Images and sounds of war, natural disasters, and human-made devastation
explicitly surround us and implicitly leave their imprint in our
muscles, our belly and heart, our nervous systems, and the brains in our
skulls. We each experience more digital data than we are capable of
processing in a day, and this is leading to a loss of empathy and human
contact. This loss of leisurely, sustained, face-to-face connection is
making true presence a rare experience for many of us, and is neurally
ingraining fast pace and split attention as the norm.

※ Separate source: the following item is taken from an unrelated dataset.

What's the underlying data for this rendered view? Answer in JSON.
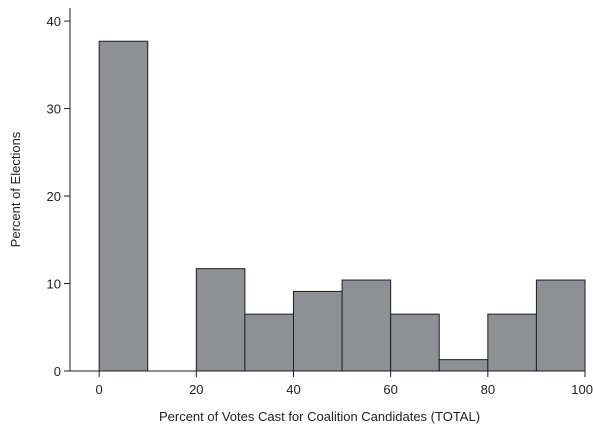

Yet despite all of this, the ability to offer the safe sanctuary of
presence is central to effective clinical treatment of trauma and indeed
to all of therapeutic practice. It is our challenge to remain present
within our culture, Badenoch argues, no matter how difficult this might
be. She makes the case that we are built to seek out, enter, and sustain
warm relationships, all this connection will allow us to support the
emergence of a humane world.
In this book, Bonnie Badenoch, a gifted translator of neuroscientific
concepts into human terms, offers readers brain- and body-based insights
into how we can form deep relational encounters with our clients and our
selves and how relational neuroscience can teach us about the
astonishing ways we are interwoven with one another. How we walk about
in our daily lives will touch everyone, often below the level of
conscious awareness.
The first part of The Heart of Trauma provides readers with an
extended understanding of the ways in which our physical bodies are
implicated in our conscious and non-conscious experience. Badenoch then
delves even deeper into the clinical implications of moving through the
world. She presents a strong, scientifically grounded case for doing the
work of opening to hemispheric balance and relational deepening.